Dia membawa Dan-Yi ke toko Na-Gyeong, dan dia pikir dia berkencan dengan Na-Gyeong. Tapi Na-Gyeong mengatakan bahwa mereka hanya teman, dan salah satunya menipu. Dan-Yi mengatakan bahwa dia membenci curang ketika Eun-Ho mendapatkan pakaian untuknya. Na-Gyeong mengakui bahwa dia adalah orang yang berselingkuh dengan Eun-Ho. Dan-Yi kaget dan mengklaim dia punya sesuatu untuk dikenakan. Na-Gyeong berbagi bahwa Semua orang merasa tidak nyaman memiliki kolega yunior yang lebih tua dari mereka. Dia memberi Dan-Yi pakaian yang tidak bisa dia jual, dan Eun-Ho berpikir ini adalah bagaimana Na-Gyeong akan meminta maaf karena selingkuh padanya. Ketika Dan-Yi mencoba pakaian itu, Eun-Ho dan Na-Gyeong berbicara tentang diskon.

Eun-Ho berniat membawa Dan-Yi ke salon rambut, tetapi menurutnya itu tidak perlu. Na-Gyeong berpikir hanya mengenakan pakaian baru tidak akan memperbarui gaya Dan-Yi, dan mengungkapkan pemiliknya adalah orang yang dia kencani. Jadi mereka menuju ke salon, dan Na-Gyeong memperkenalkan pacarnya Ju-Yeon ke Dan-Yi.

Dan-Yi bertanya pada Eun-Ho apakah dia mencintai Na-Gyeong karena dia membiarkan seorang gadis mencuri pacarnya. Dia berbagi dia tidak pernah menjadi emosional ketika dia dicampakkan. Dia memintanya untuk mengantarnya pergi dalam perjalanan pulang, dan mengatakan sang induk semang tidak mengizinkannya membawa pria.

Eun-Ho ingat Dan-Yi tersenyum ketika dia mencoba pakaian itu. Dia pikir dia cantik, dan membaca kuesionernya: Apa yang paling kamu banggakan? Jawabannya adalah, “Saya menyelamatkan hidup seorang anak lelaki ketika saya masih duduk di bangku SMP. Itu membuat saya ketinggalan satu tahun di sekolah, tetapi saya akhirnya memiliki teman yang baik. ”
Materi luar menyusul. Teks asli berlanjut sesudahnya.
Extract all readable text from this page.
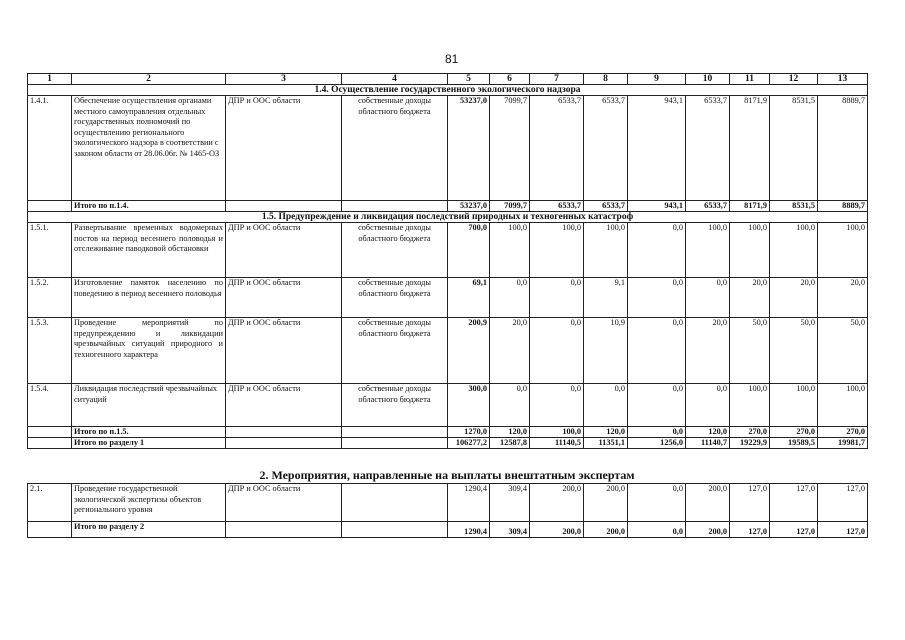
81
1	2	3	4	5	6	7	8	9	10	11	12	13
1.4. Осуществление государственного экологического надзора												
1.4.1.	Обеспечение осуществления органами местного самоуправления отдельных государственных полномочий по осуществлению регионального экологического надзора в соответствии с законом области от 28.06.06г. № 1465-ОЗ	ДПР и ООС области	собственные доходы областного бюджета	53237,0	7099,7	6533,7	6533,7	943,1	6533,7	8171,9	8531,5	8889,7
	Итого по п.1.4.			53237,0	7099,7	6533,7	6533,7	943,1	6533,7	8171,9	8531,5	8889,7
1.5. Предупреждение и ликвидация последствий природных и техногенных катастроф												
1.5.1.	Развертывание временных водомерных постов на период весеннего половодья и отслеживание паводковой обстановки	ДПР и ООС области	собственные доходы областного бюджета	700,0	100,0	100,0	100,0	0,0	100,0	100,0	100,0	100,0
1.5.2.	Изготовление памяток населению по поведению в период весеннего половодья	ДПР и ООС области	собственные доходы областного бюджета	69,1	0,0	0,0	9,1	0,0	0,0	20,0	20,0	20,0
1.5.3.	Проведение мероприятий по предупреждению и ликвидации чрезвычайных ситуаций природного и техногенного характера	ДПР и ООС области	собственные доходы областного бюджета	200,9	20,0	0,0	10,9	0,0	20,0	50,0	50,0	50,0
1.5.4.	Ликвидация последствий чрезвычайных ситуаций	ДПР и ООС области	собственные доходы областного бюджета	300,0	0,0	0,0	0,0	0,0	0,0	100,0	100,0	100,0
	Итого по п.1.5.			1270,0	120,0	100,0	120,0	0,0	120,0	270,0	270,0	270,0
	Итого по разделу 1			106277,2	12587,8	11140,5	11351,1	1256,0	11140,7	19229,9	19589,5	19981,7
2. Мероприятия, направленные на выплаты внештатным экспертам
2.1.	Проведение государственной экологической экспертизы объектов регионального уровня	ДПР и ООС области		1290,4	309,4	200,0	200,0	0,0	200,0	127,0	127,0	127,0
	Итого по разделу 2			1290,4	309,4	200,0	200,0	0,0	200,0	127,0	127,0	127,0
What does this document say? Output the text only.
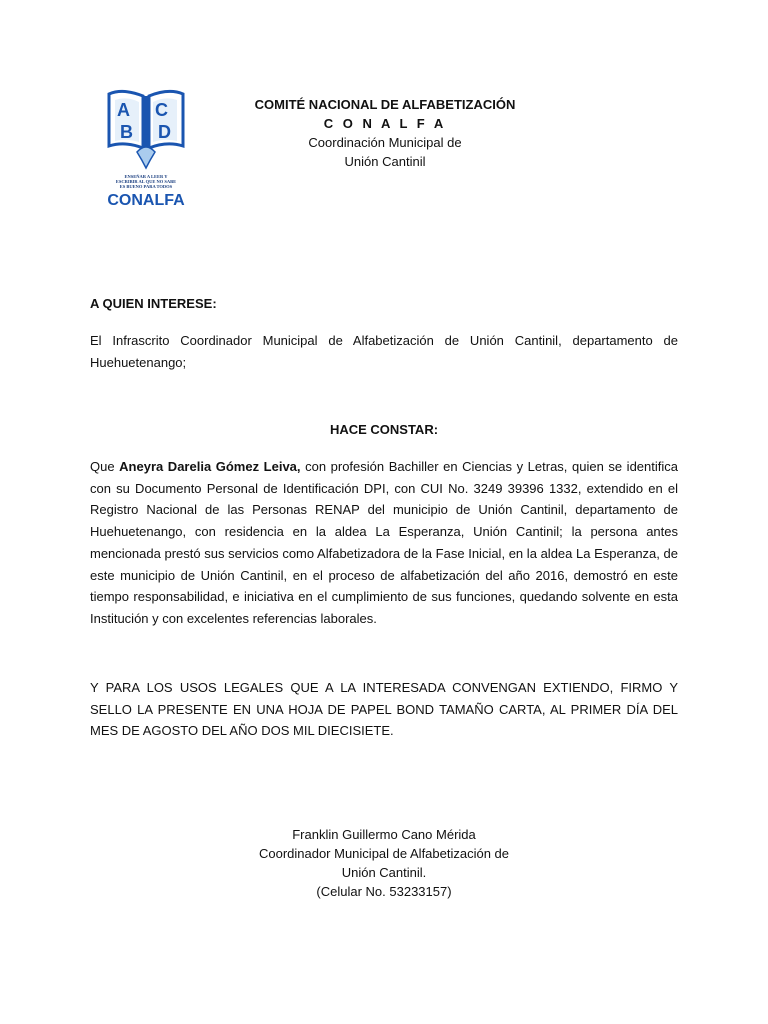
A
B
C
D
ENSEÑAR A LEER Y
ESCRIBIR AL QUE NO SABE
ES BUENO PARA TODOS
CONALFA
COMITÉ NACIONAL DE ALFABETIZACIÓN
C O N A L F A
Coordinación Municipal de
Unión Cantinil
A QUIEN INTERESE:
El Infrascrito Coordinador Municipal de Alfabetización de Unión Cantinil, departamento de Huehuetenango;
HACE CONSTAR:
Que Aneyra Darelia Gómez Leiva, con profesión Bachiller en Ciencias y Letras, quien se identifica con su Documento Personal de Identificación DPI, con CUI No. 3249 39396 1332, extendido en el Registro Nacional de las Personas RENAP del municipio de Unión Cantinil, departamento de Huehuetenango, con residencia en la aldea La Esperanza, Unión Cantinil; la persona antes mencionada prestó sus servicios como Alfabetizadora de la Fase Inicial, en la aldea La Esperanza, de este municipio de Unión Cantinil, en el proceso de alfabetización del año 2016, demostró en este tiempo responsabilidad, e iniciativa en el cumplimiento de sus funciones, quedando solvente en esta Institución y con excelentes referencias laborales.
Y PARA LOS USOS LEGALES QUE A LA INTERESADA CONVENGAN EXTIENDO, FIRMO Y SELLO LA PRESENTE EN UNA HOJA DE PAPEL BOND TAMAÑO CARTA, AL PRIMER DÍA DEL MES DE AGOSTO DEL AÑO DOS MIL DIECISIETE.
Franklin Guillermo Cano Mérida
Coordinador Municipal de Alfabetización de
Unión Cantinil.
(Celular No. 53233157)
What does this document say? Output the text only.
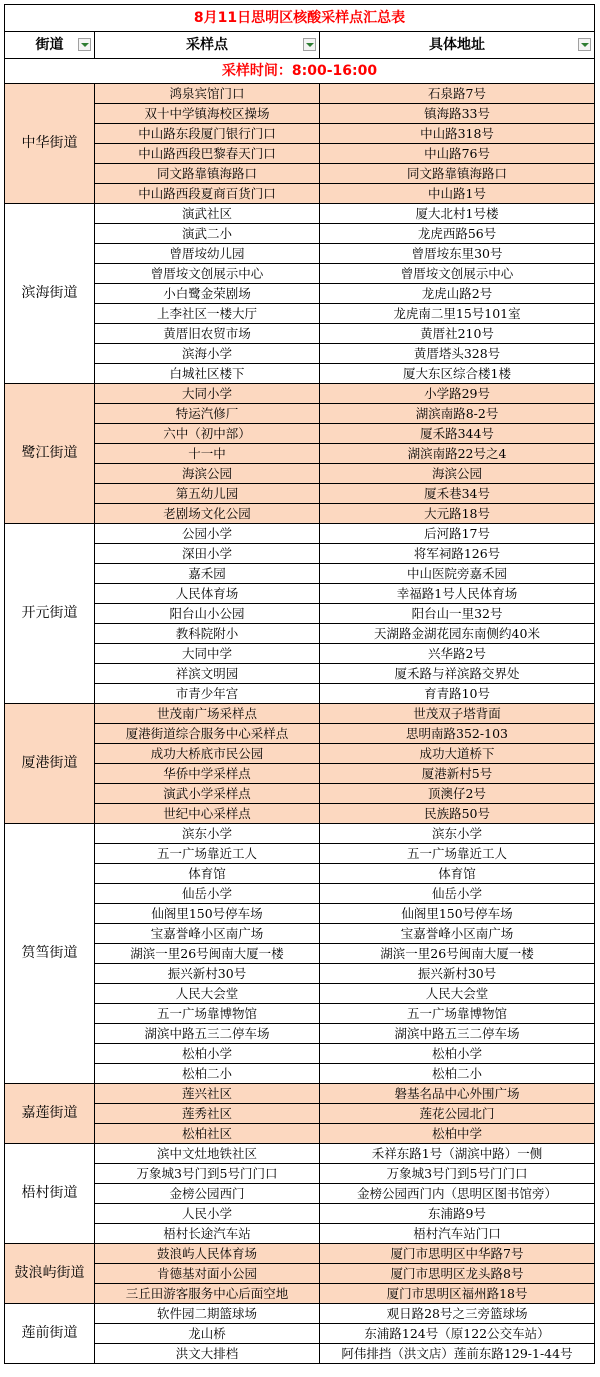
8月11日思明区核酸采样点汇总表		
街道	采样点	具体地址

采样时间：8:00-16:00		
中华街道	鸿泉宾馆门口	石泉路7号
	双十中学镇海校区操场	镇海路33号
	中山路东段厦门银行门口	中山路318号
	中山路西段巴黎春天门口	中山路76号
	同文路靠镇海路口	同文路靠镇海路口
	中山路西段夏商百货门口	中山路1号
滨海街道	演武社区	厦大北村1号楼
	演武二小	龙虎西路56号
	曾厝垵幼儿园	曾厝垵东里30号
	曾厝垵文创展示中心	曾厝垵文创展示中心
	小白鹭金荣剧场	龙虎山路2号
	上李社区一楼大厅	龙虎南二里15号101室
	黄厝旧农贸市场	黄厝社210号
	滨海小学	黄厝塔头328号
	白城社区楼下	厦大东区综合楼1楼
鹭江街道	大同小学	小学路29号
	特运汽修厂	湖滨南路8-2号
	六中（初中部）	厦禾路344号
	十一中	湖滨南路22号之4
	海滨公园	海滨公园
	第五幼儿园	厦禾巷34号
	老剧场文化公园	大元路18号
开元街道	公园小学	后河路17号
	深田小学	将军祠路126号
	嘉禾园	中山医院旁嘉禾园
	人民体育场	幸福路1号人民体育场
	阳台山小公园	阳台山一里32号
	教科院附小	天湖路金湖花园东南侧约40米
	大同中学	兴华路2号
	祥滨文明园	厦禾路与祥滨路交界处
	市青少年宫	育青路10号
厦港街道	世茂南广场采样点	世茂双子塔背面
	厦港街道综合服务中心采样点	思明南路352-103
	成功大桥底市民公园	成功大道桥下
	华侨中学采样点	厦港新村5号
	演武小学采样点	顶澳仔2号
	世纪中心采样点	民族路50号
筼筜街道	滨东小学	滨东小学
	五一广场靠近工人	五一广场靠近工人
	体育馆	体育馆
	仙岳小学	仙岳小学
	仙阁里150号停车场	仙阁里150号停车场
	宝嘉誉峰小区南广场	宝嘉誉峰小区南广场
	湖滨一里26号闽南大厦一楼	湖滨一里26号闽南大厦一楼
	振兴新村30号	振兴新村30号
	人民大会堂	人民大会堂
	五一广场靠博物馆	五一广场靠博物馆
	湖滨中路五三二停车场	湖滨中路五三二停车场
	松柏小学	松柏小学
	松柏二小	松柏二小
嘉莲街道	莲兴社区	磐基名品中心外围广场
	莲秀社区	莲花公园北门
	松柏社区	松柏中学
梧村街道	滨中文灶地铁社区	禾祥东路1号（湖滨中路）一侧
	万象城3号门到5号门门口	万象城3号门到5号门门口
	金榜公园西门	金榜公园西门内（思明区图书馆旁）
	人民小学	东浦路9号
	梧村长途汽车站	梧村汽车站门口
鼓浪屿街道	鼓浪屿人民体育场	厦门市思明区中华路7号
	肯德基对面小公园	厦门市思明区龙头路8号
	三丘田游客服务中心后面空地	厦门市思明区福州路18号
莲前街道	软件园二期篮球场	观日路28号之三旁篮球场
	龙山桥	东浦路124号（原122公交车站）
	洪文大排档	阿伟排挡（洪文店）莲前东路129-1-44号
Eun-Ho mencetak gol di gawang timnya sendiri ketika dia masih anak-anak, dan dimarahi oleh pelatih. Dia mengayunkan bola ke jalan, dan pergi untuk mengambilnya. Tetapi mobil itu berlari ke arahnya. Dan-Yi menyelamatkannya, tetapi dia terluka parah. Eun-Ho mengunjungi Dan-Yi di rumah sakit, dan dia memintanya menjadi pesuruhnya. Jadi dia membawa buku kepadanya dan membacanya bersama.

Eun-Ho mendengar seseorang memecahkan gelas, dan menemukan Dan-Yi di dapur ketika dia mencuri makanannya. Dia menyadari orang yang mencuri roti itu adalah dia, dan bertanya padanya apakah dia telah tinggal di rumahnya.